In a statement the leftist government said it would provide “temporary public support to bolster the solvability of non-financial companies affected by the Covid-19 pandemic.”
Companies benefiting will be those seen as of strategic importance working in sectors such as security, health, infrastructure and communications as well as those contributing “to the effective functioning of markets.”
The government did not name any company standing to benefit from the fund, which will be disbursed in the form of loans or share or bond purchases by Spain's state-owned industrial holding company SEPI.
Madrid said dividends, interest and value increases flowing from the investment fund would go to the treasury.

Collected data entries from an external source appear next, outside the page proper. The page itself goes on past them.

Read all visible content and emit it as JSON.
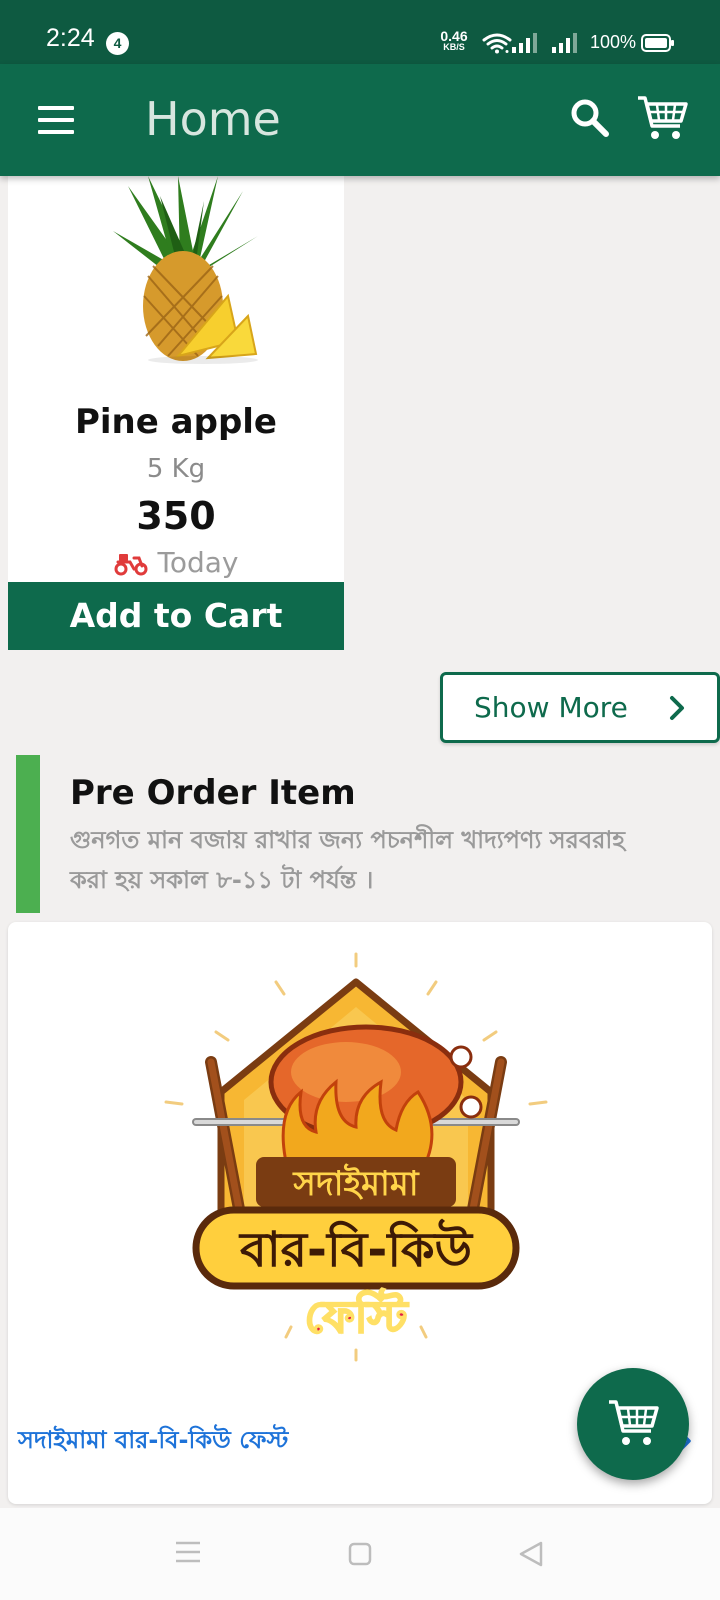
{
  "status_bar": {
    "time": "2:24",
    "notification_count": "4",
    "net_speed_value": "0.46",
    "net_speed_unit": "KB/S",
    "battery": "100%"
  },
  "app_bar": {
    "title": "Home"
  },
  "product": {
    "name": "Pine apple",
    "unit": "5 Kg",
    "price": "350",
    "delivery": "Today",
    "add_to_cart_label": "Add to Cart"
  },
  "show_more_label": "Show More",
  "pre_order": {
    "title": "Pre Order Item",
    "subtitle": "গুনগত মান বজায় রাখার জন্য পচনশীল খাদ্যপণ্য সরবরাহ করা হয় সকাল ৮-১১ টা পর্যন্ত ।"
  },
  "promo": {
    "logo_text_top": "সদাইমামা",
    "logo_text_main": "বার-বি-কিউ",
    "logo_text_bottom": "ফেস্টি",
    "link_label": "সদাইমামা বার-বি-কিউ ফেস্ট"
  },
  "colors": {
    "status_bar": "#0e5a41",
    "primary": "#0e6a4c",
    "accent_bar": "#4caf50",
    "link": "#1e73d9",
    "background": "#f2f0ef"
  },
  "icons": [
    "menu-icon",
    "search-icon",
    "cart-icon",
    "scooter-icon",
    "chevron-right-icon",
    "wifi-icon",
    "signal-icon",
    "battery-icon"
  ]
}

Prime Minister Pedro Sanchez's administration also announced a €40 billion new line of state credit to shore up investment in the environment and digital infrastructure.
In March, as Spain enforced one of the world's severest virus lockdowns as its death toll headed towards 30,000, Madrid had already guaranteed €100 billion in loans for firms in difficulty.
Spain's labour market was already precarious before the severe blow dealt to vital sectors such as tourism and auto exports.
The government has already extended unemployment protection through to September – firms benefiting from help will be forbidden to lay staff off for at least six months after the scheme ends.
A further measure to aid SMEs and freelance workers is delays for payment of tax and social security contributions.
Sánchez conceded Thursday that a revamp of fiscal policy was inevitable to fund such schemes and that larger companies would face tax hikes.